I remember I was about thirteen years old when the savior of
dish pan hands took mercy on me and my mother and father bought
a dishwasher. I was overjoyed. All of my friends had one and my
family was one of the last ones to purchase one. My parents kept
saying "we already have you we do not need a dishwasher." They
knew I was growing up and that I would soon be fledging from the
nest and they were not going to be doing the dishes by hand.
That was for sure. This so called life skill had taken on a
light of labor as time went on.
So the day it showed up, my mother was overjoyed. I though my
days of hand washing were over and the easy days of slamming and
cramming dirty, filthy, dishes had arrived in full force. Well
my parents had a different idea. My mother was enamored with her
new toy and I actually got a month's reprieve from cleaning up
after dinner because my mother wanted to experiment with her new
toy.
Well when the time finally came that my mother had experimented
enough and found that her method of "using the dishwasher" had
actually become more work than actually hand washing the dishes
she finally appointed me as the head dishwasher again. With
stipulations this time though. She had developed a very arduous
process by which all of the dishes had to be rinsed spotless and
then placed in the dishwasher in order for it to work properly.
That was my mother's assertion anyway.
So I was back at it once again, but this time it was different.

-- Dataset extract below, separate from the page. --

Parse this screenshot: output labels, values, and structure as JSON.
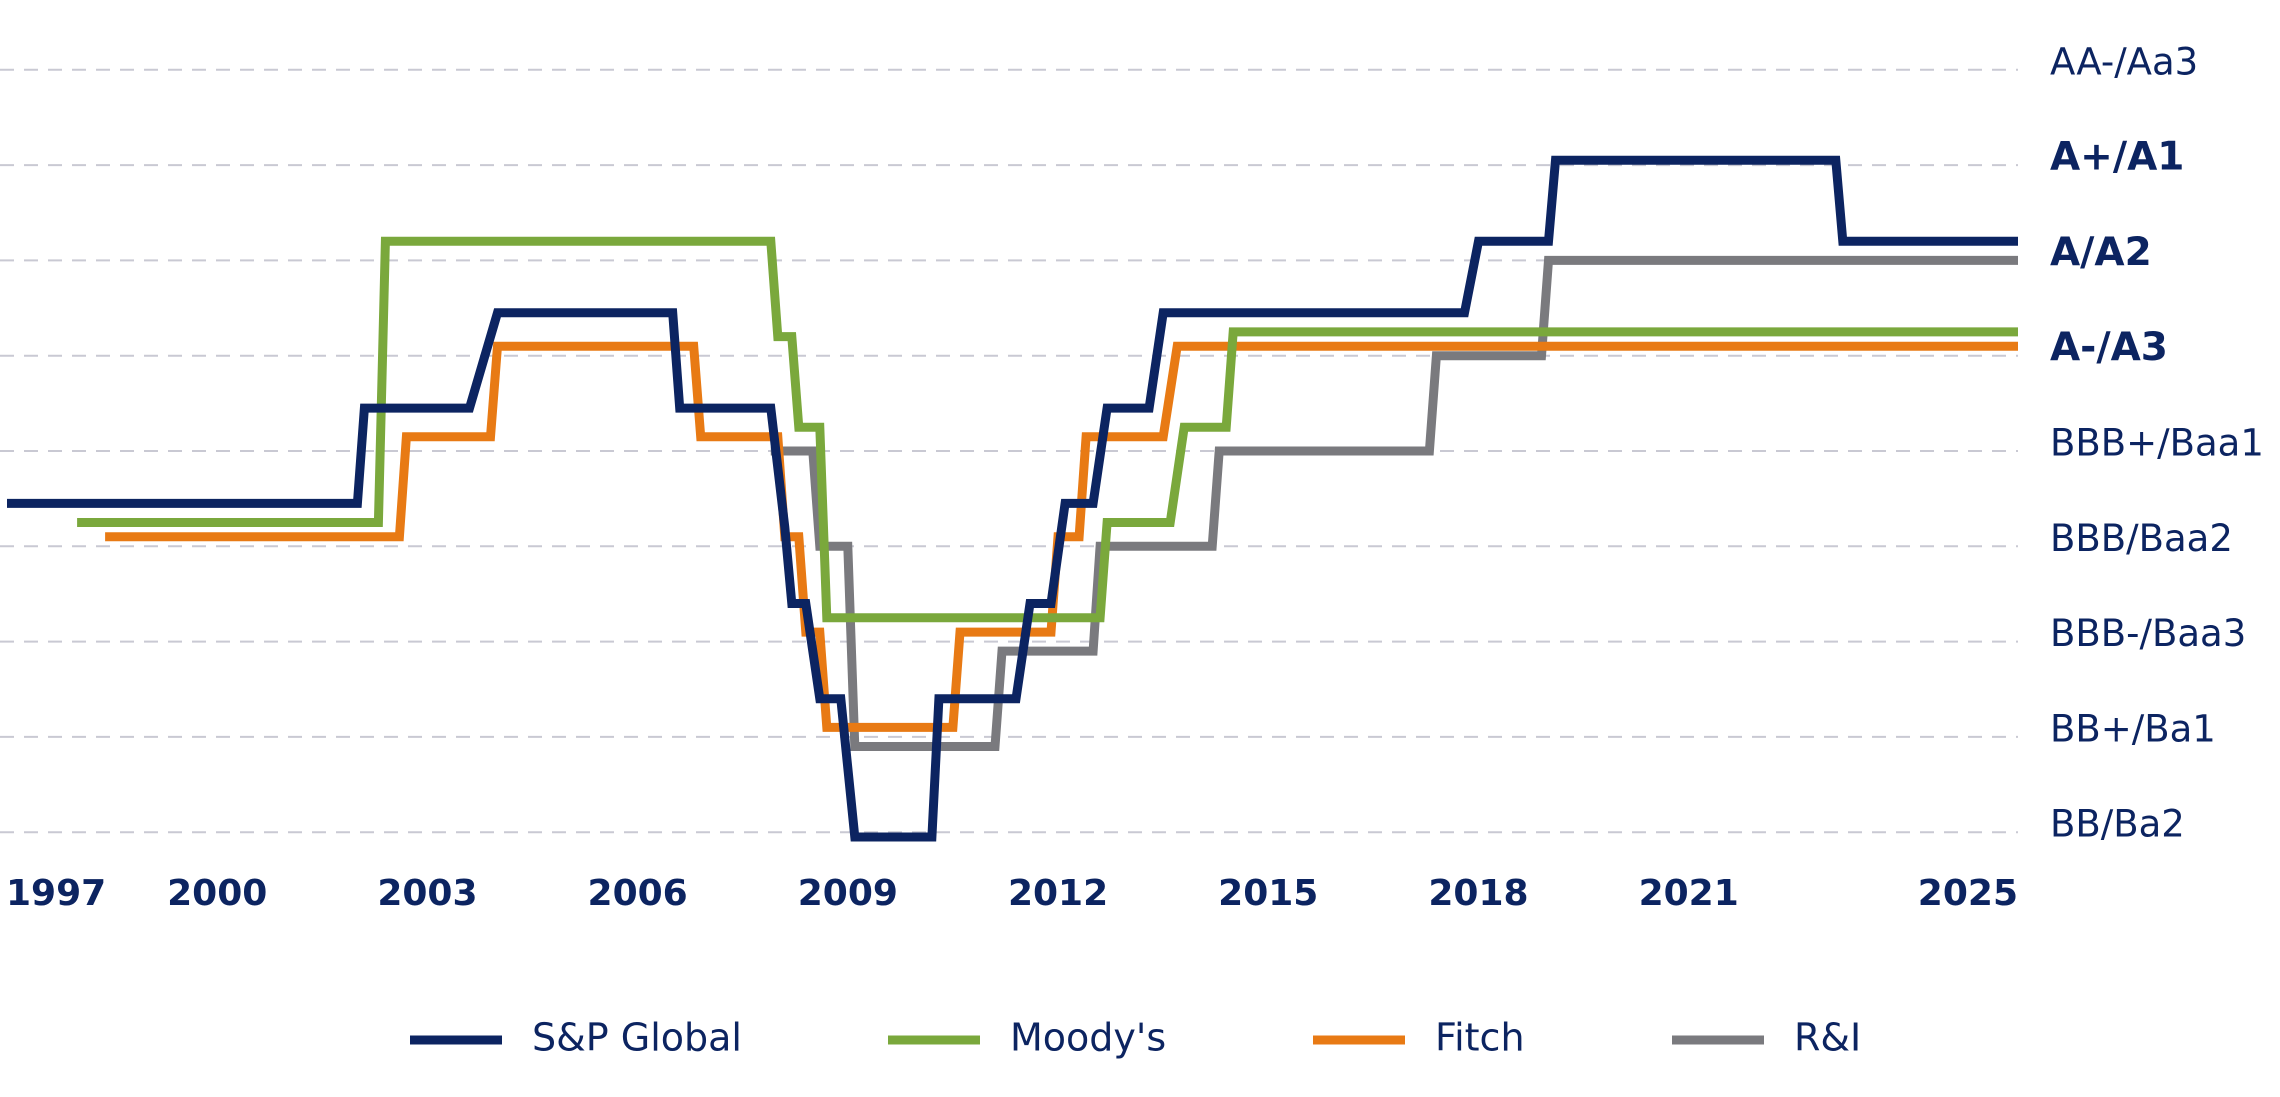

I was getting older, I was spending more time away from home and
involved in more activities that were not family oriented. So in
a way the dish washer's arrival was symbolically my coming of
age. I can remember thinking that I could not wait to get out of
my parents' house and on my own to never wash dishes again. We
all know that is not the case.
I am grown now and have children of my own and yes sometimes
they load the dishwasher after dinner, but I cannot seem to
break the tie I have to the memory of my mother and father and
dinner time together. The discussions, fights, silence, and joy
that were had prior to the dish washing lamentation that
ultimately holds my memories firm in relationship to dinner
time. I actually wonder what families that never spend time
together before, during and after dinner do to stay together.
I wonder what happens when the dishwasher breaks.